Second big problem, the global environment. The oceans that provide most of our oxygen are deteriorating rapidly. There's a huge water shortage. I already said a quarter of the people never get any. It could change everything about how we grow food and where we live.

And finally global warming; if the climate warms for the next fifty years at the rate of the last ten, we'll lose whole island nations in the Pacific that will be flooded by the rising water table as the South Pole and the North Pole get smaller. We will lose the Everglades in America that I worked so hard to save, we will lose fifty feet of Manhattan island - prime real estate - gone. But more to the point there will be millions of food refugees created, more terror, more destabilisation.

But you could argue that long before we have to worry about global warming, we will be consumed by the rise of global epidemics accelerated by the breakdown of public health systems across the globe. This year, one in four of all the people on earth who die, will die of AIDS, TB, malaria and infections related to diarrhoea. Most of them, little kids that never get any clean water. If you just take AIDS alone we have forty million AIDS cases, that is 8,200 people a day dying. Thirteen million orphans. We're projected to have a hundred million AIDS cases by 2005. If that happens, it will be the biggest epidemic since the plague killed a quarter of Europe in the fourteenth century.

And it will destabilise countries and a whole lot of young people around the world will say "well, I'm HIV positive, I've got a year or two to live, why shouldn't I go out and shoot up a bunch of other people?" It'll look like one of those Mel Gibson road warrior movies in a lot of countries if we have a hundred million AIDS cases. And lest you think it's an African problem, the fastest growing rates of AIDS are in the former Soviet Union, on Europe's backdoor. The second fastest growing rates of AIDS in the Caribbean on America's front door. My wife represents a million people in New York state from the Dominican Republic alone. The third fastest growing rates of AIDS and the largest number of cases outside South Africa are in India, the world's biggest democracy. And China just admitted they have twice as many cases as they thought: they had a 67% increase last year, and only 4% of their adults know how AIDS is contracted and spread.

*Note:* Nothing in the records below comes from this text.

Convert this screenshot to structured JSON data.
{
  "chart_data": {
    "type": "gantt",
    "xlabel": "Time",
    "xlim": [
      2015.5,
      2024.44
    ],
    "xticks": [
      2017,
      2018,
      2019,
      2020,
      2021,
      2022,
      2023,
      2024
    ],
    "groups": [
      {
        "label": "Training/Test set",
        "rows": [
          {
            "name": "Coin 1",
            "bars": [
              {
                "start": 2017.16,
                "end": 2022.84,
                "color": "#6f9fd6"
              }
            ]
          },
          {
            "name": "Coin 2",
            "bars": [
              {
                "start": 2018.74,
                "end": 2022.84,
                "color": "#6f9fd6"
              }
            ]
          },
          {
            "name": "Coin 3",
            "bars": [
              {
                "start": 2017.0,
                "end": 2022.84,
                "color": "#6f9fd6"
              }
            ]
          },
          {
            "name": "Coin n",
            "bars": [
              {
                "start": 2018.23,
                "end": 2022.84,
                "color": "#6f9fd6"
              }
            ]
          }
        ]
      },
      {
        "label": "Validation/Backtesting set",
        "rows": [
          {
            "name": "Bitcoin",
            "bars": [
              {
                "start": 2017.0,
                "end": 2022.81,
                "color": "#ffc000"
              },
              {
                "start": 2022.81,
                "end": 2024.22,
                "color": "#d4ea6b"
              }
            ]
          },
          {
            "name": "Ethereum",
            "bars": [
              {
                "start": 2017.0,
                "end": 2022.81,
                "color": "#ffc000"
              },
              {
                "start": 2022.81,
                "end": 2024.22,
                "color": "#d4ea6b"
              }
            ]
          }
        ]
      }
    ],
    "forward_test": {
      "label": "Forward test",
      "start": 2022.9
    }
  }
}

And finally, one of the big burdens of the modern world is high tech terrorism - and a lot of people knew it before September 11th. The marriage of modern weapons to ancient hatreds: Rwanda, Sierra Leone, the Balkans, East Timor, the Middle East or - until, God bless them, the people of my ancestors, the Irish, did the right thing - Northern Ireland. Don't you think it's interesting that in the most modern of ages, the biggest problem is the oldest problem of human society - the fear of the other. And how quickly fear leads to distrust, to hatred, to dehumanisation, to death.